Санкции против Северной Кореи не срабатывали ни тогда, ни срабатывают сейчас
Since North Korea’s first nuclear test in 2006, the UN Security Council has approved seven sanctions resolutions against North Korea, each adding strictures tougher than those before. The full list, aimed at ending North Korea’s nuclear weapons and ballistic missile programs, includes: Resolution 1718 (2006); Resolution 1874 (2009); Resolutions 2087 and 2094 (2013); Resolutions 2270 and 2321 (2016); and, just last week, Resolution 2371.
According to UN voting records, all seven of these UN resolutions were approved 15-0. In other words, over the past 11 years, not only China and Russia, but the full panoply of all 10 rotating members of the Security Council, with their two-year terms, have been voting yes to every UN sanctions resolution passed against North Korea. Yet North Korea has now conducted five nuclear tests, amassed a nuclear arsenal and demonstrated with two successful tests last month that it has mastered the technology to launch an intercontinental ballistic missile.
The argument in support of the latest sanctions is that they are the toughest ever, backed by U.S. economic muscle and fresh resolve. But even with America’s economic reach, there are limits to U.S. jurisdiction. There are plenty of agents in North Korea, China, Russia, the Middle East and beyond, who are adept at dodging sanctions. It can take a lot less time to set up networks of front companies than to track them down and blacklist them.

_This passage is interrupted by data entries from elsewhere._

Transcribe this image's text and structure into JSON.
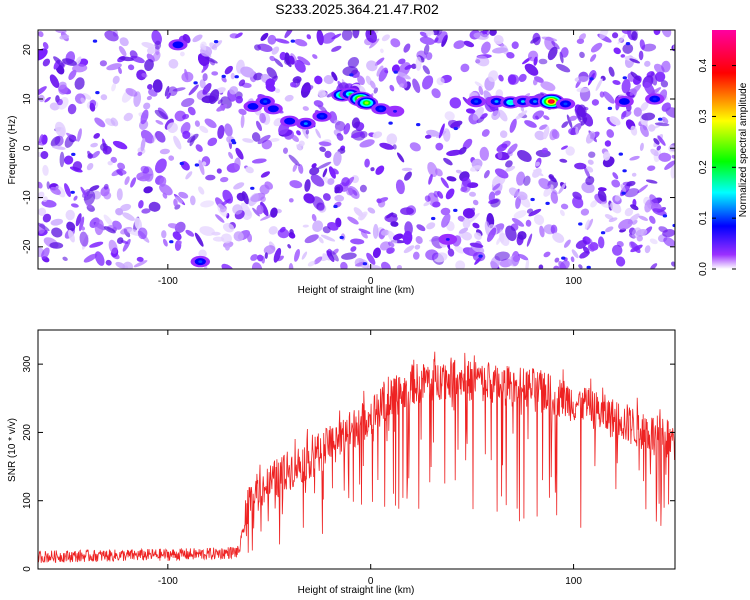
{
  "title": "S233.2025.364.21.47.R02",
  "colors": {
    "background": "#ffffff",
    "snr_line": "#ee2222",
    "axis": "#000000",
    "colormap": [
      "#ffffff",
      "#8000ff",
      "#0000ff",
      "#00ffff",
      "#00ff00",
      "#ffff00",
      "#ff0000",
      "#ff00a0"
    ]
  },
  "chart_data": [
    {
      "type": "heatmap",
      "xlabel": "Height of straight line (km)",
      "ylabel": "Frequency (Hz)",
      "xlim": [
        -164,
        150
      ],
      "ylim": [
        -24.5,
        24
      ],
      "x_ticks": [
        -100,
        0,
        100
      ],
      "y_ticks": [
        -20,
        -10,
        0,
        10,
        20
      ],
      "colorbar": {
        "label": "Normalized spectral amplitude",
        "range": [
          0,
          0.47
        ],
        "ticks": [
          0.0,
          0.1,
          0.2,
          0.3,
          0.4
        ]
      },
      "features": [
        {
          "x": -58,
          "y": 8.5,
          "amplitude": 0.08
        },
        {
          "x": -52,
          "y": 9.5,
          "amplitude": 0.1
        },
        {
          "x": -48,
          "y": 8.0,
          "amplitude": 0.08
        },
        {
          "x": -40,
          "y": 5.5,
          "amplitude": 0.08
        },
        {
          "x": -32,
          "y": 5.0,
          "amplitude": 0.12
        },
        {
          "x": -24,
          "y": 6.5,
          "amplitude": 0.09
        },
        {
          "x": -14,
          "y": 10.8,
          "amplitude": 0.22
        },
        {
          "x": -10,
          "y": 11.0,
          "amplitude": 0.2
        },
        {
          "x": -5,
          "y": 10.0,
          "amplitude": 0.35
        },
        {
          "x": -2,
          "y": 9.2,
          "amplitude": 0.26
        },
        {
          "x": 5,
          "y": 8.0,
          "amplitude": 0.09
        },
        {
          "x": 12,
          "y": 7.5,
          "amplitude": 0.07
        },
        {
          "x": 52,
          "y": 9.5,
          "amplitude": 0.1
        },
        {
          "x": 62,
          "y": 9.5,
          "amplitude": 0.13
        },
        {
          "x": 69,
          "y": 9.3,
          "amplitude": 0.16
        },
        {
          "x": 75,
          "y": 9.5,
          "amplitude": 0.14
        },
        {
          "x": 81,
          "y": 9.5,
          "amplitude": 0.12
        },
        {
          "x": 89,
          "y": 9.5,
          "amplitude": 0.42
        },
        {
          "x": 96,
          "y": 9.0,
          "amplitude": 0.1
        },
        {
          "x": 125,
          "y": 9.5,
          "amplitude": 0.08
        },
        {
          "x": 140,
          "y": 10.0,
          "amplitude": 0.09
        },
        {
          "x": -84,
          "y": -23.0,
          "amplitude": 0.1
        },
        {
          "x": 38,
          "y": -18.5,
          "amplitude": 0.07
        },
        {
          "x": -95,
          "y": 21.0,
          "amplitude": 0.08
        }
      ]
    },
    {
      "type": "line",
      "xlabel": "Height of straight line (km)",
      "ylabel": "SNR (10 * v/v)",
      "xlim": [
        -164,
        150
      ],
      "ylim": [
        0,
        350
      ],
      "x_ticks": [
        -100,
        0,
        100
      ],
      "y_ticks": [
        0,
        100,
        200,
        300
      ],
      "envelope": {
        "x": [
          -164,
          -120,
          -80,
          -65,
          -60,
          -55,
          -40,
          -20,
          0,
          20,
          40,
          60,
          80,
          100,
          120,
          150
        ],
        "y": [
          18,
          20,
          22,
          25,
          95,
          115,
          145,
          180,
          225,
          270,
          280,
          270,
          265,
          245,
          220,
          185
        ]
      }
    }
  ]
}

And while UN sanctions resolutions are officially binding on all member states, the UN has no power to force compliance. Individual member states are officially required to submit reports to the UN on how they plan to police their own turf. Many don’t bother. As of August 3, according to UN data, only 77 countries, or fewer than half the UN’s 193 member states, had submitted reports on how they plan to comply with UN sanctions resolution 2321, adopted unanimously more than eight months ago, on Nov. 30, 2016.
But let us for the sake of argument suppose that China and Russia finally change course, fully cooperate with all those UN sanctions they’ve voted for, and that this suffices to bring North Korea to the bargaining table. What then?
Don’t get your hopes up. North Korea’s totalitarian system, as long as it endures, makes it virtually impossible to ensure full monitoring and compliance even when a deal is struck. And North Korea’s totalitarian Kim dynasty has a record of cheating on every nuclear deal it has made, from the 1994 Agreed Framework reached by President Bill Clinton to the 2007 Six-Party deal, hosted by China and reached on the watch of President George W. Bush.
In 2012, shortly after Kim Jong Un inherited power following the death of his father, President Obama attempted a deal imposing a moratorium on North Korea’s nuclear and missile tests. That fell apart two weeks later, when North Korea tested a long-range missile.
If sanctions and talks won’t work, what can be done? The only real answer is that the Kim regime must go, quite preferably without a hot war — if past prevarications have left any way to avoid it. The urgent questions need to center not on how to bring North Korea to the bargaining table, but whether there are still any means short of fire and fury to bring down the Kim regime.